Animal Sentience
- Discipline: Ethics, animal behavior
- Language: English
- Edited by: Stevan Harnad

Publication details
- History: 2016–present
- Publisher: WellBeing International
- Open access: Yes
- License: CC BY

Standard abbreviations
- ISO 4: Anim. Sentience

Indexing
- ISSN: 2377-7478
- LCCN: 2015201663
- OCLC no.: 1002278624

Links
- Journal homepage;

= Animal Sentience (journal) =

Peer-reviewed academic journal

Animal Sentience: An Interdisciplinary Journal on Animal Feeling is a peer-reviewed academic journal. Its subject matter, animal sentience, concerns what and how nonhuman animals think and feel as well as the scientific and scholarly methods of investigating it and conveying the findings to the general public. The initial publisher was the Animal Studies Repository of the Institute for Science and Policy of The Humane Society of the United States, now the Animal Studies Repository of WellBeing International.
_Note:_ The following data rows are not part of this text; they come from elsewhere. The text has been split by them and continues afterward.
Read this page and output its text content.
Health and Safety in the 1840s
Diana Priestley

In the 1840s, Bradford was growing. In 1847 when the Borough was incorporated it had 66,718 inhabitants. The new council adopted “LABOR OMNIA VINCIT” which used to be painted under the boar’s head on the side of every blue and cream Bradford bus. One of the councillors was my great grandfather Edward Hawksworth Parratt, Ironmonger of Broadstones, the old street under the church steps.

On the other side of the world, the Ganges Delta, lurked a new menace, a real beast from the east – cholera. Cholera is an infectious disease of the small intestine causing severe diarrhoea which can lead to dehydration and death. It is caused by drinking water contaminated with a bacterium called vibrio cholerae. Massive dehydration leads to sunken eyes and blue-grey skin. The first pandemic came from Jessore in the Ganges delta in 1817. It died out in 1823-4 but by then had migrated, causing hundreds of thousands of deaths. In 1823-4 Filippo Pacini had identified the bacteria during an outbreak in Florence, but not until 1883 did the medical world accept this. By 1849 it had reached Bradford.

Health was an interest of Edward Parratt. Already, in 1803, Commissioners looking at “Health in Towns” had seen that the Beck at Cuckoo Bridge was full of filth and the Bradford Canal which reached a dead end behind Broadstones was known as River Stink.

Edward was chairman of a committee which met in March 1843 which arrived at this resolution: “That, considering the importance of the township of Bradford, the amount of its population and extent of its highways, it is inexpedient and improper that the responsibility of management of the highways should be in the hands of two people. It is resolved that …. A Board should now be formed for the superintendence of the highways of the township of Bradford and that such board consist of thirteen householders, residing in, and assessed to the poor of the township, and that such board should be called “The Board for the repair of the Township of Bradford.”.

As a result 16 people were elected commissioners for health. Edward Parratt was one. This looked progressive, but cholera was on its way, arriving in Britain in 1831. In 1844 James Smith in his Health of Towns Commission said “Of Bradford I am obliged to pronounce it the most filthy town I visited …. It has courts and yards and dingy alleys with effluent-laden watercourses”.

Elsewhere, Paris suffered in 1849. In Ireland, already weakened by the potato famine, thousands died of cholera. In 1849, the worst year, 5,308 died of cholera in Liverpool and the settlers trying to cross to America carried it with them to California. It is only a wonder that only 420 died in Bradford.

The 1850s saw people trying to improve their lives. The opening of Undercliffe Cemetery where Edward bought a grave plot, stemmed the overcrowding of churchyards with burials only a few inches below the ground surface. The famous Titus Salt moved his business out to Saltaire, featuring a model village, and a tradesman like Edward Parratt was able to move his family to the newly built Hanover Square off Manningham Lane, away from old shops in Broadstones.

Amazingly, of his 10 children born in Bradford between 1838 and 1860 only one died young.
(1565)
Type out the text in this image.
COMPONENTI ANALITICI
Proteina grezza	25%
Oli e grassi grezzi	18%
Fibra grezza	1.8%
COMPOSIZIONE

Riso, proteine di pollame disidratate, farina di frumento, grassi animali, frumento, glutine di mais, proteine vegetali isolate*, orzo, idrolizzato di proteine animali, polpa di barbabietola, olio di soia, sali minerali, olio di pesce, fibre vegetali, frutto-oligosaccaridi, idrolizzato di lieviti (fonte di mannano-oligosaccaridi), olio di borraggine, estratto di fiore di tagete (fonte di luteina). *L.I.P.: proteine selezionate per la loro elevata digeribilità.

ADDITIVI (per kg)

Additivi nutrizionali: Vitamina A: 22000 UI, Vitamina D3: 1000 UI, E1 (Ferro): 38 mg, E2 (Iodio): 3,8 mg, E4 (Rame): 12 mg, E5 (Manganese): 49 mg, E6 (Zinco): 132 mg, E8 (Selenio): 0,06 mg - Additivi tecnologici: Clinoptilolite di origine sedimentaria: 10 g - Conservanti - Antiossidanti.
The editor-in-chief is Stevan Harnad.

==History==
The 2012 Cambridge Declaration on Consciousness led to many scientists acknowledging that animals other than humans can feel subjectively and experience qualia. In response to this, in 2014, the Institute for Science and Policy decided to create a peer-reviewed journal focused on animal sentience. The first issue of Animal Sentience appeared in 2016. A target article on pain in fish in the inaugural issue drew 45 commentary articles as well as media attention.

==Publication model==
All articles accepted for publication are open to open peer commentary, in which multiple researchers may submit mini-articles criticizing, clarifying, or elaborating on the article from the viewpoint of any research field relevant to its content.